I can see from what you did that your technical skills are sufficient to do this. You just need to give more thought to all the ways of accessing and editing products. However, unusually, I wouldn't recommend releasing it for general use, unless you are prepared to dedicate significant amounts of time to supporting other community members trying to use it.

---

Quote:

---

Originally Posted by kitcorsa

believe i have found a problem. i have 1.3.8 running with admin profiles / privliges. after installing image handler it over rides the admin profiles mod.

With admin profile i am ment to be able to deny other admins access to areas and hide the unused buttons. This was working correct. After installing image handler all the buttons now show but still when clicked get the no access warning.

This makes the admin section very cluttered and not how i want it.

---

If when installing other mods you over-write the Admin Profiles files then it will stop working, partially or completely.

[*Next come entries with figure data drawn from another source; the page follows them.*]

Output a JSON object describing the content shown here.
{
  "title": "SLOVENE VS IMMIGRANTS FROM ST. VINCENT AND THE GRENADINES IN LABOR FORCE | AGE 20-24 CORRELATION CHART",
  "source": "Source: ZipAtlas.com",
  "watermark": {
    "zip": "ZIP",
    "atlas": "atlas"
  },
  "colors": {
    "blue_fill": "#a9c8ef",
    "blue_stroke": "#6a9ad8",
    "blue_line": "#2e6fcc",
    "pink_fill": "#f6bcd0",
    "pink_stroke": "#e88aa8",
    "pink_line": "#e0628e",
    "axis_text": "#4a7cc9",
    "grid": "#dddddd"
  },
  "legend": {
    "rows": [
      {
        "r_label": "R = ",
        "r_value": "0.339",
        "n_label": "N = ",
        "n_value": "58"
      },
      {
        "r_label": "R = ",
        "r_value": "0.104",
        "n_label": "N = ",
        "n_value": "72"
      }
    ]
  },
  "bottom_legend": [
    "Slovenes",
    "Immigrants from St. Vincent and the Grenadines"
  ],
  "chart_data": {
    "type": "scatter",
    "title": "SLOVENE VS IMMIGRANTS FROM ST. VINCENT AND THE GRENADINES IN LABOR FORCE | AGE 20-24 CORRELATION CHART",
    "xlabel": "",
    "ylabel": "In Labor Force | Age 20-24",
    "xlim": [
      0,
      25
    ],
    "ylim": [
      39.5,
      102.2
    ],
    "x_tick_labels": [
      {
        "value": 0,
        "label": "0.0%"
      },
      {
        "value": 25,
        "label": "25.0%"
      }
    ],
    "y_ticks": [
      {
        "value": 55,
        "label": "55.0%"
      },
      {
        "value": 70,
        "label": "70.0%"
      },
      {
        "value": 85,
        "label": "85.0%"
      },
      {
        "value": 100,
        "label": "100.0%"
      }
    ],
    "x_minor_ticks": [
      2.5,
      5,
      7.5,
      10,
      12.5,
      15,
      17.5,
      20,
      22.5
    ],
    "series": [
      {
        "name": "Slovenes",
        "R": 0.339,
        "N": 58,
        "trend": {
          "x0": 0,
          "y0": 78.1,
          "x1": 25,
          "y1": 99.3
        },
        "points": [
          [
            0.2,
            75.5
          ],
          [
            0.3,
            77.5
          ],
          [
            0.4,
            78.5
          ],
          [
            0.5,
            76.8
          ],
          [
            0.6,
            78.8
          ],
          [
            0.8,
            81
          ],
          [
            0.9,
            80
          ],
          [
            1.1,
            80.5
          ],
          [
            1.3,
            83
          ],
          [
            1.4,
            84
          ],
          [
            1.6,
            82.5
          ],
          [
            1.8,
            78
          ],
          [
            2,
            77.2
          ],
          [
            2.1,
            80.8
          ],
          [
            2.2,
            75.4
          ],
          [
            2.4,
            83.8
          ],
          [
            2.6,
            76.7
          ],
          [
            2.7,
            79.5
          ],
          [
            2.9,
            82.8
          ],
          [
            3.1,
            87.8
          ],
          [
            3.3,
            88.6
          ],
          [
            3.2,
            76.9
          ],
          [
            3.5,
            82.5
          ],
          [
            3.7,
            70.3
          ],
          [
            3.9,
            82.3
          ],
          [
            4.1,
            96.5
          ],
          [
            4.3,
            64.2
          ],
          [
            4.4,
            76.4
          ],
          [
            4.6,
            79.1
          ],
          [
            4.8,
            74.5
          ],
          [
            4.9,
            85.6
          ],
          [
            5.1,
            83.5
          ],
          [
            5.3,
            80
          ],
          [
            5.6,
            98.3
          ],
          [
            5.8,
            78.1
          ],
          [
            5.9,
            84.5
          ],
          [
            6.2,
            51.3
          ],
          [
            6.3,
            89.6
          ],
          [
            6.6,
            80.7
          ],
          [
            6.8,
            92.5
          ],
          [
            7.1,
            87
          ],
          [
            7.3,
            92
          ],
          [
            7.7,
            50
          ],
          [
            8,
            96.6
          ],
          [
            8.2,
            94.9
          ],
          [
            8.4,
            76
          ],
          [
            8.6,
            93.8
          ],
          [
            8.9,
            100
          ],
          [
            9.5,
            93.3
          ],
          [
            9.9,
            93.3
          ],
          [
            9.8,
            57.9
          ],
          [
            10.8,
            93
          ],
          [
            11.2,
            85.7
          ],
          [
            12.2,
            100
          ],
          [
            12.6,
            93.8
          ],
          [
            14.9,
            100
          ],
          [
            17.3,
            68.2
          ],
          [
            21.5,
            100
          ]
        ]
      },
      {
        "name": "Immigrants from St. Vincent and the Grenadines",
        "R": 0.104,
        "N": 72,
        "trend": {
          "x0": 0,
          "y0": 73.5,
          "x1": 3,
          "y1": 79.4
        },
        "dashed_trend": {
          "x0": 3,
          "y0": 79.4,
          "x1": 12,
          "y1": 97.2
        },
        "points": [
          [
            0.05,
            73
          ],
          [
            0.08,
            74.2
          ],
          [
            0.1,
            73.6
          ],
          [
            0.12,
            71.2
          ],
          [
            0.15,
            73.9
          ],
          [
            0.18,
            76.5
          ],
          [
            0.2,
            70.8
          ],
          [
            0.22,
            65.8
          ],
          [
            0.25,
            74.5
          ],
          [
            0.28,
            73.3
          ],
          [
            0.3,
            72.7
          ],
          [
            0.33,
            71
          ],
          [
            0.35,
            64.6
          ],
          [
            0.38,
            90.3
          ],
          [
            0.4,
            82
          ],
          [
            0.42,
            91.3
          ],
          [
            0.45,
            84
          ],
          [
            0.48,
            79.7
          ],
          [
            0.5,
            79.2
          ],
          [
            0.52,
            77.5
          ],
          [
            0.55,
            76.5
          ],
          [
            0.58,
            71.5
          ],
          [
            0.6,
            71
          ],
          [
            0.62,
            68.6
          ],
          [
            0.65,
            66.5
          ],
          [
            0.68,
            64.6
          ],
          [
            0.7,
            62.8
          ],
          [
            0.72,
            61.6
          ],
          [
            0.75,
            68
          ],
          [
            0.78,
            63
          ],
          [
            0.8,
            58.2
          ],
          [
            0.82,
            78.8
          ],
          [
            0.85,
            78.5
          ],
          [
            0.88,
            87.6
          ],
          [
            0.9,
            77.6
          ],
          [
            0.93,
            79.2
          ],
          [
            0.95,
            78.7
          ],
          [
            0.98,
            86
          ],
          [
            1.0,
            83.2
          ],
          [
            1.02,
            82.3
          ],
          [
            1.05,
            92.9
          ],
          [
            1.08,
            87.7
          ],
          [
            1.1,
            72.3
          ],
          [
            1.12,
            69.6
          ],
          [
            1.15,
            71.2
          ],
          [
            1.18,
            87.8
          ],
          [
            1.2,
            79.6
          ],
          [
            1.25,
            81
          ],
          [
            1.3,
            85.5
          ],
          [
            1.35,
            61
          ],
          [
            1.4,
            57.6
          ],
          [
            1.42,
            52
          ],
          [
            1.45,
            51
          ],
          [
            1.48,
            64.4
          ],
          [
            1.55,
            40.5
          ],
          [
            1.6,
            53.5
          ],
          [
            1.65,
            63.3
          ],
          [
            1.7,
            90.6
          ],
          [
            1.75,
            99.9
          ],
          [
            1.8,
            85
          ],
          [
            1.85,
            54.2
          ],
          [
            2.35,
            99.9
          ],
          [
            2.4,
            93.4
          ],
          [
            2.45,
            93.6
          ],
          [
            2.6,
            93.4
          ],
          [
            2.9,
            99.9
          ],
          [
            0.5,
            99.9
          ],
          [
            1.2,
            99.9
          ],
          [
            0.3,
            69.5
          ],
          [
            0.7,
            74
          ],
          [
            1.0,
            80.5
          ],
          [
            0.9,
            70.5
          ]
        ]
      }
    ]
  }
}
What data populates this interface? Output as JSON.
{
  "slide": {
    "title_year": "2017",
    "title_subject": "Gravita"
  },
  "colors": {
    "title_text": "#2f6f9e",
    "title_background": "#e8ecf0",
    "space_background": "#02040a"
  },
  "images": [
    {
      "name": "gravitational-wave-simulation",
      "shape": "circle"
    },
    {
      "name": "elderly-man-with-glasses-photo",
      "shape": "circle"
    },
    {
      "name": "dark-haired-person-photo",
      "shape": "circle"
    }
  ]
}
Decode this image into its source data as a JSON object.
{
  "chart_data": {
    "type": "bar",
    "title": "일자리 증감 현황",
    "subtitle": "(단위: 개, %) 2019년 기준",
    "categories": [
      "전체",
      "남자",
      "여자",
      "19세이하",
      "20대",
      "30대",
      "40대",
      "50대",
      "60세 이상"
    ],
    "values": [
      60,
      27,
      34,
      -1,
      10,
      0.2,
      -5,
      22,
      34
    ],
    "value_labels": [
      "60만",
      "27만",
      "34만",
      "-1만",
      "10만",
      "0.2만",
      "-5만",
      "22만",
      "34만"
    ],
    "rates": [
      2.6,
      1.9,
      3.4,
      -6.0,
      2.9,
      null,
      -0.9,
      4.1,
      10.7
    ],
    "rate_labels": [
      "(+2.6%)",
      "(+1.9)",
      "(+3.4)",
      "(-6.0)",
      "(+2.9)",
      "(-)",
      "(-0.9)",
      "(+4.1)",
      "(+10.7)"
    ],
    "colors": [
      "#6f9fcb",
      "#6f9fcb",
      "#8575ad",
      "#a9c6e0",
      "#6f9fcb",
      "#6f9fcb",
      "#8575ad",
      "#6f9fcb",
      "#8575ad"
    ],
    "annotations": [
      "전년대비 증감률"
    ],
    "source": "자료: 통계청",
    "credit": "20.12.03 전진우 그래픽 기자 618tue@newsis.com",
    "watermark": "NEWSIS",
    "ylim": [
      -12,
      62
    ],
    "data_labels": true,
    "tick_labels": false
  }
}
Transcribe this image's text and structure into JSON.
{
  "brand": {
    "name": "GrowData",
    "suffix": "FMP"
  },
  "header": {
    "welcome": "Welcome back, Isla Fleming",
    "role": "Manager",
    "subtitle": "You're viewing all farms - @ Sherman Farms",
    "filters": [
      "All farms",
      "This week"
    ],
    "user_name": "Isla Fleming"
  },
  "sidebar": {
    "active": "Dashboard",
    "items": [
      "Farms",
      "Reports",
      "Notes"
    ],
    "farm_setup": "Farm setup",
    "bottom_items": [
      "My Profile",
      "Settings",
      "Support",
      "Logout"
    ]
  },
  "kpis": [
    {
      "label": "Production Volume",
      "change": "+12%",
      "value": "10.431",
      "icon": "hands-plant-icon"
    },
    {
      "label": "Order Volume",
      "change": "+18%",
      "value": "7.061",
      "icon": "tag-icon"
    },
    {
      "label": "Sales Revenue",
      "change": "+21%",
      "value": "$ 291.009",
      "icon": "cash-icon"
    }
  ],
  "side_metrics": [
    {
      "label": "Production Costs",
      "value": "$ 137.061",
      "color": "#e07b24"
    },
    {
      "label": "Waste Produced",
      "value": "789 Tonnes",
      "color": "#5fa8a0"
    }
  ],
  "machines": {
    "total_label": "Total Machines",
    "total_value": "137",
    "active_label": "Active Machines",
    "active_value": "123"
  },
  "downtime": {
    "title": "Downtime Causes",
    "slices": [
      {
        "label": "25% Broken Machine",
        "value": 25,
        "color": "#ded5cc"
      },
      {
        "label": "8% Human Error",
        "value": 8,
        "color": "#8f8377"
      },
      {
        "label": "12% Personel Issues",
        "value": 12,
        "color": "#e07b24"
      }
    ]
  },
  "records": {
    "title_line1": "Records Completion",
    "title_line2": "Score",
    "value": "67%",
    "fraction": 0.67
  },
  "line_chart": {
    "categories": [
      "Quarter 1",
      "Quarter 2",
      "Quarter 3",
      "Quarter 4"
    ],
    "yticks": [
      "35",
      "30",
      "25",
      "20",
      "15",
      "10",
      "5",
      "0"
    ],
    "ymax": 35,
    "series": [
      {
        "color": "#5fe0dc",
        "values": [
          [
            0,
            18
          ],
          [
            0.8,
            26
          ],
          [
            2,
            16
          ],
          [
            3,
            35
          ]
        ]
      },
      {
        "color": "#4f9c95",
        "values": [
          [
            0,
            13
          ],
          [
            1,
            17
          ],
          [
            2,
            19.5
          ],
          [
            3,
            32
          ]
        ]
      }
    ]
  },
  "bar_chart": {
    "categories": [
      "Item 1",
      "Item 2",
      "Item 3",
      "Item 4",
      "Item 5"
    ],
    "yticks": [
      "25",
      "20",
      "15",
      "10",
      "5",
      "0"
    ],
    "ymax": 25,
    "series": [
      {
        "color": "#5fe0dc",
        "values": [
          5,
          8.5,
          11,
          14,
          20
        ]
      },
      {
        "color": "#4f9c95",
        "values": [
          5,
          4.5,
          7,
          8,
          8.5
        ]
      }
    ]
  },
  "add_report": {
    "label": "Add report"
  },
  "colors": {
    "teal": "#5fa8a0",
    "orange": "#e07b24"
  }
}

Though I puzzled as to how you would do that when installing Image Handler as that mostly adds rather than replaces existing files. But I would look carefully at your box files, as these are the ones that would have the efect that you describe.

Quote:

---

Originally Posted by giuly

I have solved I didn't yet installed the step 3 of install.txt so now it's ok.
Last thing, if I don't create a menu admin box is it the same thing? Or is it necessary?

I see all from admin>tools>admin settings

---

If you don't adjust the box files as instructed users will still be restricted from visiting pages to which they are not supposed to have access, but they will see them in the menus as you will not have put in place the code to stop that.

Quote:

---

Originally Posted by yellow1912

Another idea, is to do a catch:
You have an init file catch the get string, then analyze it and refuses access if needed.

---

That can cover some of the restrictions needed, but to restrict access by category completely, it's still often necessary to turn off functions within specific pages, as the URLs available to the init file are often to general to enable them to be used as a filter.